Complete step-by-step answer:
For simplifying $\sin \left( {3\theta } \right)$ to trigonometric functions of unit $\theta $, we first use the compound angle formulae of sine to convert $\sin \left( {3\theta } \right)$ to trigonometric functions of unit $\left( {2\theta } \right)$ and $\theta $. So, we know the compound angle formula for the sum of two angles is $\sin \left( {A + B} \right) = \sin A\cos B + \cos A\sin B$. So, first splitting up the angle in two parts, we get,
$\sin \left( {3\theta } \right) = \sin \left( {2\theta + \theta } \right)$
Now, using the compound angle formula, we get,
$ \Rightarrow \sin \left( {3\theta } \right) = \sin 2\theta \cos \theta + \cos 2\theta \sin \theta $
Now, we have the expression of $\sin \left( {3\theta } \right)$ in terms of trigonometric functions of $\theta $ and $\left( {2\theta } \right)$. So, we will convert the functions involving the angle $\left( {2\theta } \right)$ into trigonometric functions involving angle $\theta $ using the double angle formulae of sine and cosine. We know that the double angle formulae of sine and cosine are: $\sin \left( {2x} \right) = 2\sin (x)\cos (x)$ and \[\cos \left( {2x} \right) = \left( {1 - 2{{\sin }^2}x} \right) = \left( {2{{\cos }^2}x - 1} \right)\] respectively. So, we get,
$ \Rightarrow \sin \left( {3\theta } \right) = \left( {2\sin \theta \cos \theta } \right)\cos \theta + \left( {1 - 2{{\sin }^2}\theta } \right)\sin \theta $
Now, simplifying the expression, we get,
\[ \Rightarrow \sin \left( {3\theta } \right) = 2\sin \theta {\cos ^2}\theta + \sin \theta - 2{\sin ^3}\theta \]

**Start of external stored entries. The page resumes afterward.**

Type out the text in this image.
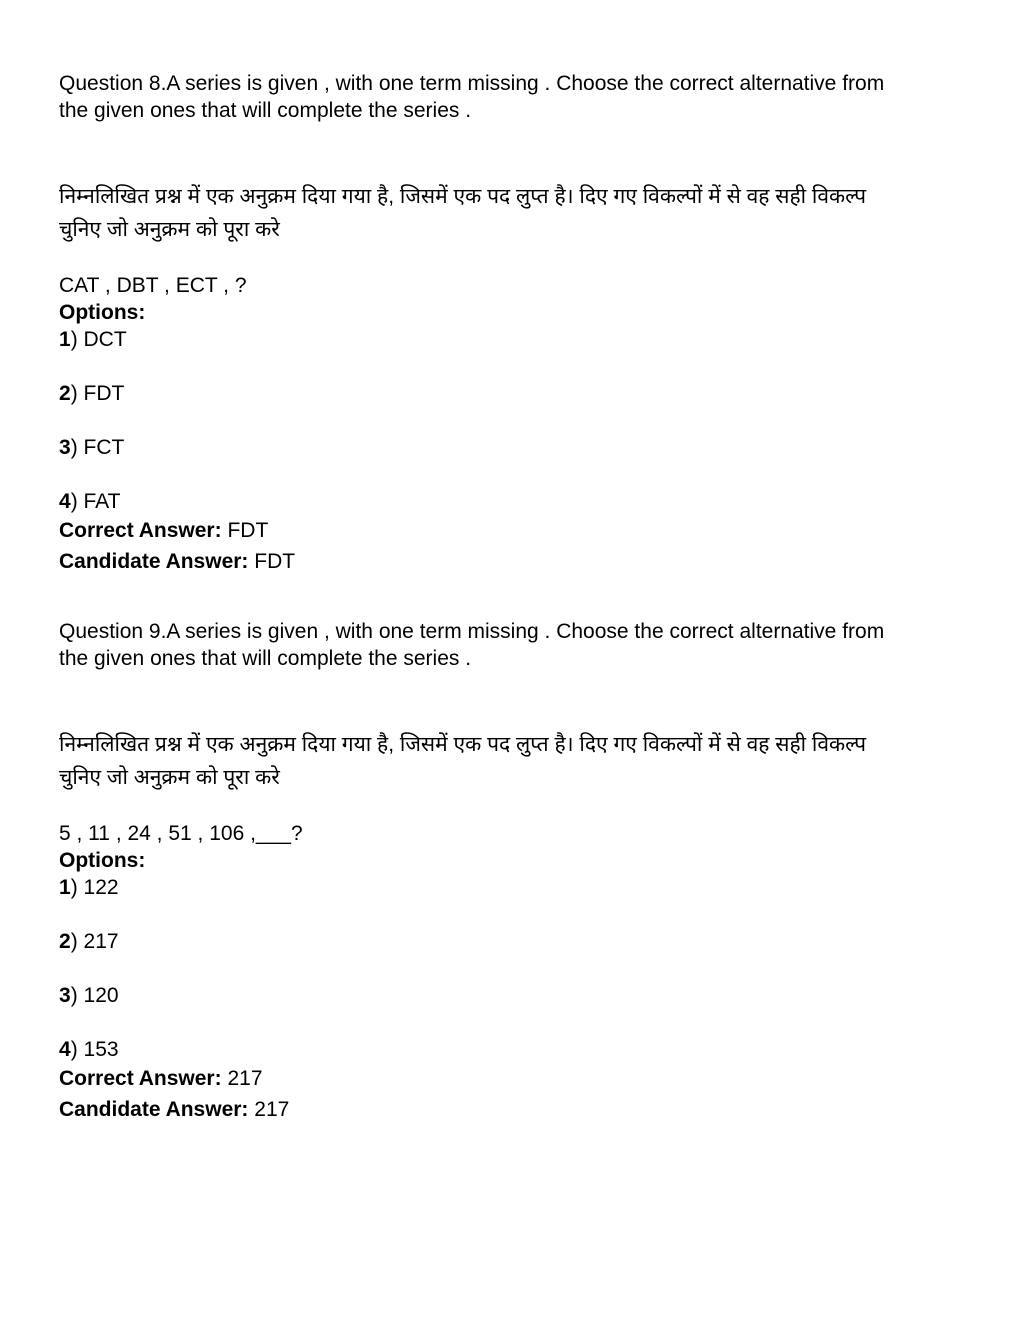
Question 8.A series is given , with one term missing . Choose the correct alternative from the given ones that will complete the series .

निम्नलिखित प्रश्न में एक अनुक्रम दिया गया है, जिसमें एक पद लुप्त है। दिए गए विकल्पों में से वह सही विकल्प चुनिए जो अनुक्रम को पूरा करे

CAT , DBT , ECT , ?

Options:

1) DCT

2) FDT

3) FCT

4) FAT

Correct Answer: FDT

Candidate Answer: FDT

Question 9.A series is given , with one term missing . Choose the correct alternative from the given ones that will complete the series .

निम्नलिखित प्रश्न में एक अनुक्रम दिया गया है, जिसमें एक पद लुप्त है। दिए गए विकल्पों में से वह सही विकल्प चुनिए जो अनुक्रम को पूरा करे

5 , 11 , 24 , 51 , 106 ,___?

Options:

1) 122

2) 217

3) 120

4) 153

Correct Answer: 217

Candidate Answer: 217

Now, we use the trigonometric identity \[{\cos ^2}\theta + {\sin ^2}\theta = 1\]. So, we get,
\[ \Rightarrow \sin \left( {3\theta } \right) = 2\sin \theta \left( {1 - {{\sin }^2}\theta } \right) + \sin \theta - 2{\sin ^3}\theta \]

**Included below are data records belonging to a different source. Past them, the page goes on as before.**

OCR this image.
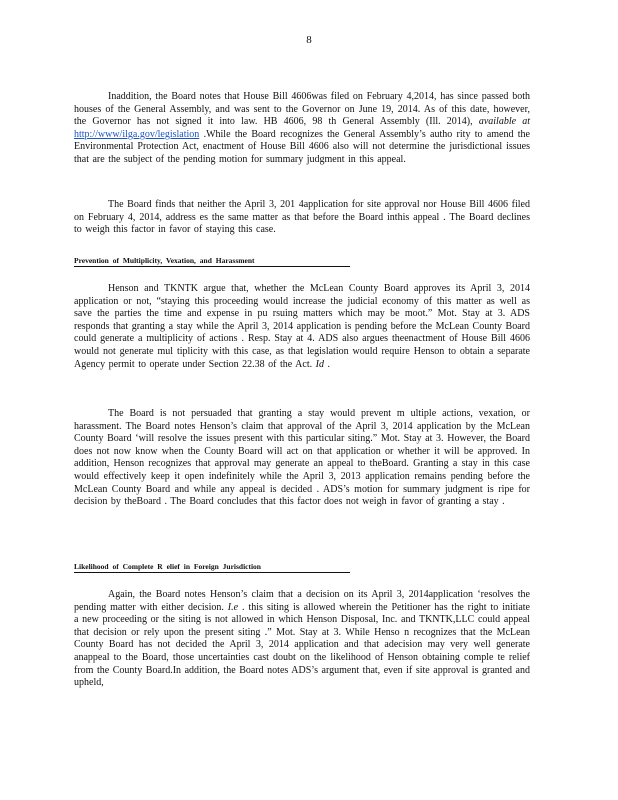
8

Inaddition, the Board notes that House Bill 4606was filed on February 4,2014, has since passed both houses of the General Assembly, and was sent to the Governor on June 19, 2014. As of this date, however, the Governor has not signed it into law. HB 4606, 98 th General Assembly (Ill. 2014), available at http://www/ilga.gov/legislation .While the Board recognizes the General Assembly’s autho rity to amend the Environmental Protection Act, enactment of House Bill 4606 also will not determine the jurisdictional issues that are the subject of the pending motion for summary judgment in this appeal.

The Board finds that neither the April 3, 201 4application for site approval nor House Bill 4606 filed on February 4, 2014, address es the same matter as that before the Board inthis appeal . The Board declines to weigh this factor in favor of staying this case.

Prevention of Multiplicity, Vexation, and Harassment

Henson and TKNTK argue that, whether the McLean County Board approves its April 3, 2014 application or not, “staying this proceeding would increase the judicial economy of this matter as well as save the parties the time and expense in pu rsuing matters which may be moot.” Mot. Stay at 3. ADS responds that granting a stay while the April 3, 2014 application is pending before the McLean County Board could generate a multiplicity of actions . Resp. Stay at 4. ADS also argues theenactment of House Bill 4606 would not generate mul tiplicity with this case, as that legislation would require Henson to obtain a separate Agency permit to operate under Section 22.38 of the Act. Id .

The Board is not persuaded that granting a stay would prevent m ultiple actions, vexation, or harassment. The Board notes Henson’s claim that approval of the April 3, 2014 application by the McLean County Board ‘will resolve the issues present with this particular siting.” Mot. Stay at 3. However, the Board does not now know when the County Board will act on that application or whether it will be approved. In addition, Henson recognizes that approval may generate an appeal to theBoard. Granting a stay in this case would effectively keep it open indefinitely while the April 3, 2013 application remains pending before the McLean County Board and while any appeal is decided . ADS’s motion for summary judgment is ripe for decision by theBoard . The Board concludes that this factor does not weigh in favor of granting a stay .

Likelihood of Complete R elief in Foreign Jurisdiction

Again, the Board notes Henson’s claim that a decision on its April 3, 2014application ‘resolves the pending matter with either decision. I.e . this siting is allowed wherein the Petitioner has the right to initiate a new proceeding or the siting is not allowed in which Henson Disposal, Inc. and TKNTK,LLC could appeal that decision or rely upon the present siting .” Mot. Stay at 3. While Henso n recognizes that the McLean County Board has not decided the April 3, 2014 application and that adecision may very well generate anappeal to the Board, those uncertainties cast doubt on the likelihood of Henson obtaining comple te relief from the County Board.In addition, the Board notes ADS’s argument that, even if site approval is granted and upheld,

Opening the brackets, we get,
\[ \Rightarrow \sin \left( {3\theta } \right) = 2\sin \theta - 2{\sin ^3}\theta + \sin \theta - 2{\sin ^3}\theta \]
Adding up the like terms, we get,
\[ \Rightarrow \sin \left( {3\theta } \right) = 3\sin \theta - 4{\sin ^3}\theta \]
Hence, $\sin \left( {3\theta } \right)$ in terms of trigonometric functions of unit $\theta $ is$\left( {3\sin \theta - 4{{\sin }^3}\theta } \right)$.

Note: The above question can also be solved by using compound angle formulae instead of double angle formulae such as $\sin (A + B) = \left( {\sin A\cos B + \cos A\sin B} \right)$ and $\cos (A + B) = \left( {\cos A\cos B - \sin A\sin B} \right)$. This method can also be used to get to the answer of the given problem but involves more calculations. We must take care of simplifying rules and calculations while solving such problems.